「文字を作る仕事」書評 怜悧にして清澄ま湧き水
評者: 佐倉統
/ 朝⽇新聞掲載:2016年09月11日
文字を作る仕事
著者:鳥海 修
出版社:晶文社
ジャンル:芸術・アート
ISBN: 9784794969286
発売⽇: 2016/07/09
サイズ: 20cm/235p
文字を作る仕事 [著]鳥海修
爽涼たる書体(フォント)デザイナー鳥海修の半自伝。ヒラギノや游書体を作った人だ。いずれも、すっきりとしていて読みやすく、それでいて心に刻み込まれる書体である。怜悧(れいり)にして清澄な湧き水を連想させる。

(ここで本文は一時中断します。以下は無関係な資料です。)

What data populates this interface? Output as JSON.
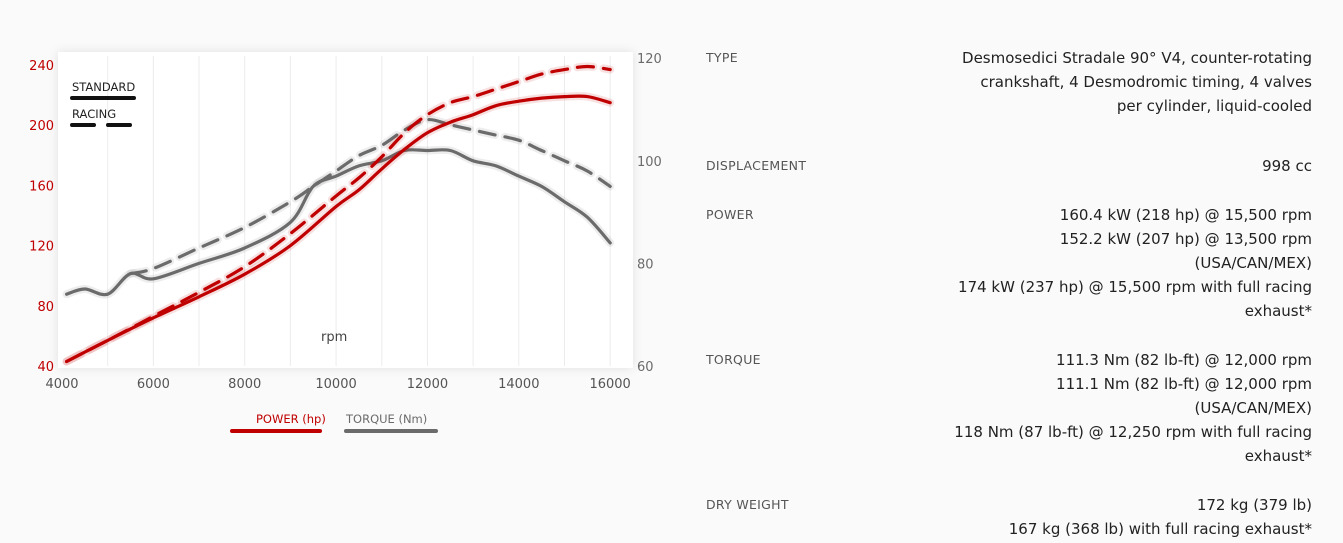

鳥海は、文字は文章の主役ではない、と強調する。読みやすければ読みやすいほど、書体についての印象は後景に退き、記憶に残らない。しかし、書体の善(よ)し悪(あ)しや内容との相性によって、読者の理解度や頭に残る度合いも変わってくる。
紙の書物からコンピューター画面、さらにはタブレットやスマホへと、文字を乗せる媒体も変わってきた。組み方も、従来の縦書きから横書きが主流になりつつある。それぞれの媒体や装丁に合った、よりよいフォントがあるはずだ。
しかしいつの時代にも、読みやすい文字、美しい文字は変わらず生き残る。文字は世に連れ、人に連れ。変わるものと変わらないもの。そのあわいを、鳥海は今日も追い求めている。